Putting his legacy behind, however, the 94-year-old business mogul is being forced to leave the retail-to-construction empire he built 49 years ago. Lotte Confectionery, one of the main pillars of Lotte Group Korea, announced Monday afternoon that it has decided not to rename him as the company’s registered director.
“The company will not reappoint Shin Kyuk-ho as a member of the board of directors as he is not capable of (continuing) management activities,” said Lotte Group Korea, citing his age. “This is a decision made by the board to establish a law-abiding management (structure).”
Lotte Group founder Shin Kyuk-ho (Yonhap)
The decision will be finalized at the shareholders meeting on March 25. Hwang Kak-kyu, a close aide to Lotte chairman Shin Dong-bin, the founder’s younger son, will replace him, they added.
Lotte’s other affiliates, including its hotel, TV home shopping and construction businesses, are likely to follow suit. Currently, Shin is a registered board member for seven Lotte affiliates. Starting with Lotte Confectionery this month, Shin will likely be removed from the board of the seven affiliates by August next year, leading to a dishonorable end to his own rags-to-riches success story.
Born in 1922 in southeastern industrial city Ulsan, Shin started a chewing gum business in postwar Japan in 1948 where he enjoyed great success. In 1967, he returned home with capital he raised in Japan and launched a separate confectionery business here. He named the group after Charlotte, the heroine of an 18th century Goethe novel, with the ambition of making a company that would win people’s hearts, like the lovable character in the timeless classic.
In less than half a century, Lotte has become the nation’s fifth-largest conglomerate and owns 74 affiliates in 20 countries. Its annual revenue reached more than 90 trillion won as of 2015.

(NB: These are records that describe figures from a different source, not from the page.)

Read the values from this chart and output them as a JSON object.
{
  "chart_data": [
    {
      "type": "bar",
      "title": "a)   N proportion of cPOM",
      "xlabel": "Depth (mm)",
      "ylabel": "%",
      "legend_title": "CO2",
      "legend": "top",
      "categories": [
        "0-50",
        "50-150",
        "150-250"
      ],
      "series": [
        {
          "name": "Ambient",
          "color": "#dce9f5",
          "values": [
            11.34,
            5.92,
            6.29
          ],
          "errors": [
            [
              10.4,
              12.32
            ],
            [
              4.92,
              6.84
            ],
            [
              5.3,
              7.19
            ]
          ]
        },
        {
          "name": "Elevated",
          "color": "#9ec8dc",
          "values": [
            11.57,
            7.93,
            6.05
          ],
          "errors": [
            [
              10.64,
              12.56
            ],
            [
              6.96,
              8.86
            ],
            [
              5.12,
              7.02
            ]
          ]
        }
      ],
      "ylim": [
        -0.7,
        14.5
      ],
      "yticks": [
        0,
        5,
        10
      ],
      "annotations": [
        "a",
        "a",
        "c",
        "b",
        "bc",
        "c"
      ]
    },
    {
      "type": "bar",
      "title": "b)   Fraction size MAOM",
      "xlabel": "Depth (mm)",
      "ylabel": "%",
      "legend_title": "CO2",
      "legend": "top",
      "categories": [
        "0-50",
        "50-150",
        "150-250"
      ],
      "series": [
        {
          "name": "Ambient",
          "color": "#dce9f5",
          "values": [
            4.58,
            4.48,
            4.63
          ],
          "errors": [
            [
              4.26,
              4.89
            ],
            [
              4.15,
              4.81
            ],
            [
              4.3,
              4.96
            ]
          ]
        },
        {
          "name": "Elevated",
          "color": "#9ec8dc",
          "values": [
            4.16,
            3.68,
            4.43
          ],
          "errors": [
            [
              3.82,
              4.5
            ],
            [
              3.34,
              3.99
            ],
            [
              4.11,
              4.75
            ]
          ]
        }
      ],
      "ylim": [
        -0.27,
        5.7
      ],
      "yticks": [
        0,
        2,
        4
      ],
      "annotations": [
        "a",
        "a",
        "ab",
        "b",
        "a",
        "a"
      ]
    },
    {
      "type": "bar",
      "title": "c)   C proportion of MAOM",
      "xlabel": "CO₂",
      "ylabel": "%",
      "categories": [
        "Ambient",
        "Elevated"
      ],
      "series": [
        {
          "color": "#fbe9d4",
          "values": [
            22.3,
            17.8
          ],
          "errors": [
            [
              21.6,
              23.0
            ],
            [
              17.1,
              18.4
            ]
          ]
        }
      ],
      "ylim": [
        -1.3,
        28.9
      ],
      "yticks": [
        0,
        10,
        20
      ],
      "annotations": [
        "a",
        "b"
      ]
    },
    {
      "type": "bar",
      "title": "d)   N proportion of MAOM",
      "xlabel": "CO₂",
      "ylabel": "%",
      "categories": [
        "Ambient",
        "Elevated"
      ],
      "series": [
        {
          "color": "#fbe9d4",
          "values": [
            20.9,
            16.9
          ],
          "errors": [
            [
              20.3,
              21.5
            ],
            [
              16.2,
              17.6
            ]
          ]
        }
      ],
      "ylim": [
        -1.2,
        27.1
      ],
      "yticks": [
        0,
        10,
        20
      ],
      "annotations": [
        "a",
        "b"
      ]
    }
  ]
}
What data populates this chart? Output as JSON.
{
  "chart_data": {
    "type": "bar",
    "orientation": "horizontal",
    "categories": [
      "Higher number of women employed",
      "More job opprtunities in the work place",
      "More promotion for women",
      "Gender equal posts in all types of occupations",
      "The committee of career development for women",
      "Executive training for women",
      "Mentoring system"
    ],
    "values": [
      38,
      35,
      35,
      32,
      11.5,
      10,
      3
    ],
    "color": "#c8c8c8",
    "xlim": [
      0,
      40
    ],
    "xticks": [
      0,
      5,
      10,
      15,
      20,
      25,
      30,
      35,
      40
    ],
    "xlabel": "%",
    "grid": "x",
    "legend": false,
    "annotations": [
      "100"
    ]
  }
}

Shin’s forced, disgraceful departure is in line with a lengthy succession battle between his two sons -- an ugly fraternal war that he, as a father, failed to stop.
His life as a business tycoon was a success. But he has drawn public criticism for holding on to power for too long.
The bitter competition started to surface last year after Shin Dong-joo, the founder’s elder son who once led Lotte Japan, was removed from his post, and Shin Dong-bin, chairman of Lotte Korea, was promoted to co-CEO of Lotte Holdings, the group’s Tokyo-based holding company. Shin Dong-bin appeared to be on course to succeed his father, until he was fired by his father, who backed his elder brother.
Shin Dong-joo, pushing his father’s wheelchair, said he was the legitimate successor named by the founder. But his younger brother ousted him and won control over Lotte Group Korea. Currently, Shin Dong-joo has no foothold in Lotte Group Korea and Japan, apart from the shares he still holds.
The fraternal war is nearing an end as Shin Dong-bin won shareholders’ support to tighten his grip on Lotte’s businesses both in Korea and Japan.
Pushing his father from the board will consolidate Shin Dong-bin’s position as the successor, according to industry sources.
Shin Dong-bin has argued that his father is unable to make reasonable judgments due to mental health problems. A Seoul family court is reviewing a request to pick a legal guardian for the aging founder -- a decision expected to play a crucial role in wiping out both his father’s legacy and influence within the group.